Yes, like that—don’t stop.
In those early days I was inexperienced. I didn’t know what I wanted—or let’s say, only the simplest release. But Erill was able to tantalize me, extending the pleasure, showing me that I could stay in a state of heightened arousal for an hour or more in a condition of near delirium.
This apprenticeship in romance cleared my mind and prepared me for other relationships. I learned a simple, valuable lesson, that sexual compatibility is a wonderful thing—fulfilling, exciting, like a drug—but is not necessarily long-lasting. A real partnership needs much more than a libido to succeed; it needs equality, understanding, intelligence, patience, and most of all, kindness.
That’s what I learned from liberated Australian women. And how did they know so much? Because they had to deal with so many alpha males and macho types, they needed to understand them, they’d had to cope with opposition, and they had to work out their future. Such women knew the limitations of their men.
The women geologists were the best, the hardiest traveling companions—well-educated, funny, friendly, adaptable; able campers, instinctive prospectors, and straightforwardly sexual. They knew what they wanted, they knew what I wanted. They were my sexual education. And their greatest gift was that they did not mistake a night of passion as the prologue to a marriage. Such a night was complete in itself, not part of a complex bargain. No power dynamic was involved—it was that welcome thing, sex by mutual agreement.
As an American man I’d been led to think of sex as a favor. These Aussie women set me straight. I’d never seen a shrink, yet this sexual education was something I associated with psychotherapy. I’d gone to Australia with various preconceptions, and secrets, and the usual male hang-ups and embarrassments; but three years of traveling and working and making love had rid me of my anxieties. I became liberated, because they were. They showed me how to be truthful, how to be a better man.
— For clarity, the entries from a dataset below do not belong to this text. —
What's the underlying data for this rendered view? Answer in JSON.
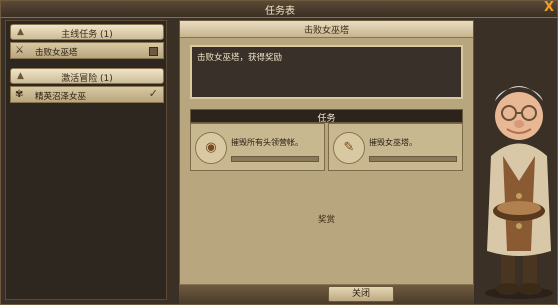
{
  "window": {
    "title": "任务表",
    "close_symbol": "X"
  },
  "sidebar": {
    "groups": [
      {
        "label": "主线任务 (1)",
        "items": [
          {
            "label": "击败女巫塔"
          }
        ]
      },
      {
        "label": "激活冒险 (1)",
        "items": [
          {
            "label": "精英沼泽女巫"
          }
        ]
      }
    ]
  },
  "quest": {
    "title": "击败女巫塔",
    "description": "击败女巫塔，获得奖励",
    "tasks_header": "任务",
    "tasks": [
      {
        "label": "摧毁所有头领营帐。",
        "icon": "camp-icon"
      },
      {
        "label": "摧毁女巫塔。",
        "icon": "scroll-icon"
      }
    ],
    "rewards_label": "奖赏"
  },
  "footer": {
    "close_label": "关闭"
  }
}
After Australia, my chronology becomes muddled and truncated. I was offered a job in Tanzania, but opted instead for a return to Alaska for a spell. I took a long holiday in Mexico, riding my motorcycle through Baja and then taking the ferry to Mazatlán. In casual conversation there, in a bar with a drunken gringo, I heard, “It’s the fault of those feuding Zorrillas,” but I just smiled and agreed. I rode south on the Pan-American Highway through Guatemala, El Salvador, and Nicaragua, lingering in Costa Rica, and then finally I ran out of road in Panama.
Instead of returning home, I caught a ship from Colón to Santa Marta in Colombia, bringing my bike, and rode up country to Bogotá, where I knew that the mining company I’d partnered with in Alaska had an emerald concession. I looked them up; they knew my record with the company and were happy to meet me. They said they were expanding an emerald mine here and signed me up as a technical adviser in mineshaft monitoring. The mine was one of many, near the tiny mountain town of Muzo, about two hours north of Bogotá, on steep winding roads, a thrilling ride on my motorcycle.
Emeralds are maddening—even very expensive ones are often full of flaws, prone to cracking, with a lot of color variations and internal imperfections. I was happier digging the harder variscites in Nevada, the colors not so dramatic as emeralds but the stones tough and reliable and lasting. Yet it was the emeralds that led me to Vita.